Market Responds Positively to Billionaire Slim’s Investment in New York Times
Slim, together with a family-owned holding company, Inmobiliaria Carso, bought 9.1 million Class A common shares, making them the third-biggest shareholder in the New York Times, excluding the Sulzberger family which has controlled the paper since 1896. The regulatory filing, which revealed the extent of Slim’s share purchase, notes that the stake is passive. While this may have settled the speculation that Slim wants to be actively involved on the board, investors are still wondering if this purchase precedes a re-shuffle of some sort and even possibly that a third party is looking to acquire the New York Times.
As the biggest shareholder in New York Times (once again excluding the Sulzberger family), on 1 August, hedge fund Harbinger Capital Partners increased its stake in the New York Times to 28.5 million shares, representing close to 20 percent of the stock outstanding. According to its latest filing on 30 June, the second-biggest shareholder, T. Rowe Price Group Inc. holds 15.2 million shares, representing an 11 percent stake.

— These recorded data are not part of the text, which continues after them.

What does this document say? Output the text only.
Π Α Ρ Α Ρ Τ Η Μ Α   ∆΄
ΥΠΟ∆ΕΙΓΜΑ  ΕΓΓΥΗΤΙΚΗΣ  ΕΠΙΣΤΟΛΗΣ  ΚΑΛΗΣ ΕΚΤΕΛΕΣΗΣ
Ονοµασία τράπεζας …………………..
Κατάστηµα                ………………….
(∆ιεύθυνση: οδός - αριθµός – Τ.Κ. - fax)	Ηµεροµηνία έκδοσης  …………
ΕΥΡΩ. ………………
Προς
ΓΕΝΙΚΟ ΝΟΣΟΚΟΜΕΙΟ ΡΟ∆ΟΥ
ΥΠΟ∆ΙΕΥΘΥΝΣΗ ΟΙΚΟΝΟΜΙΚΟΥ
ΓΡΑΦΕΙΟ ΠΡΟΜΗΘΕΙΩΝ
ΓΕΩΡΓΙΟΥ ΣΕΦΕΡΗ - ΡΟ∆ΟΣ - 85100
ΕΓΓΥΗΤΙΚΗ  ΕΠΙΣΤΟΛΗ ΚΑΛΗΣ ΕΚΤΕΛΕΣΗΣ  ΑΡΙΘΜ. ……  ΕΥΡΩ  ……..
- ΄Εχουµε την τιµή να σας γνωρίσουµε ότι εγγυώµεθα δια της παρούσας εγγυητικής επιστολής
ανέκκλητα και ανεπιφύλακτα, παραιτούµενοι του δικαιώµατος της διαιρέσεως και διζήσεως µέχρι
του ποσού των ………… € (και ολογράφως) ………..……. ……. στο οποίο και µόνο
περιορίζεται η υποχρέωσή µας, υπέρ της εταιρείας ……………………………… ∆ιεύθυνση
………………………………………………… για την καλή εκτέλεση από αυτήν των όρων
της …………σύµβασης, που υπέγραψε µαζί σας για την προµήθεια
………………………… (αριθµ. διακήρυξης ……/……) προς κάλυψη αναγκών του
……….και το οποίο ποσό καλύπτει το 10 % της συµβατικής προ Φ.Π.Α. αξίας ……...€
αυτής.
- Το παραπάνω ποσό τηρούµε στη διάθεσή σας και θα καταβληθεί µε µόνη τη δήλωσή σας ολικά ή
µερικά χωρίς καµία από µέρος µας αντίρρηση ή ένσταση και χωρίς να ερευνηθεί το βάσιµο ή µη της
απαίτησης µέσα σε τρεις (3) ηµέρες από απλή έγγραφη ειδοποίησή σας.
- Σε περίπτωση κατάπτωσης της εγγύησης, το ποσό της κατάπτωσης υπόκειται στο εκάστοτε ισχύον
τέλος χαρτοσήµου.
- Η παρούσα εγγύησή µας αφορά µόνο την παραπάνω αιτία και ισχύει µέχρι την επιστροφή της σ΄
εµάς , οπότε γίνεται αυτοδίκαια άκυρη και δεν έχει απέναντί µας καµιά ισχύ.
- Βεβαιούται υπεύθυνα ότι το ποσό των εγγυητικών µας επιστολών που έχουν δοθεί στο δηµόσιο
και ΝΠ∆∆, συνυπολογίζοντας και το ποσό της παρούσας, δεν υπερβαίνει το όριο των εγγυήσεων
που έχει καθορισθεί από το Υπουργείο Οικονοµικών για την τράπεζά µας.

With an estimated wealth topping $60 billion, in March 2008, Carlos Slim Helú was ranked by Forbes magazine as the second-richest man in the world, with Warren Buffet at number one and Bill Gates ranking third. Slim owns a majority stake in Latin America’s telecommunications network, both land-line and mobile. He also owns department stores, a banking group, restaurants, and has stakes in manufacturers of floor tiles, cigarettes and car parts.
The New York Times is facing a host of problems that has seen its share price vacillate during this year. One of the major issues the newspaper is facing is a significant decrease in advertising revenue, as more and more readers turn to the internet for up-to-date news. Nonetheless, a spokesman for Slim confirmed that he views the company as having “attractive value” and further investment in the New York Times remains a possibility.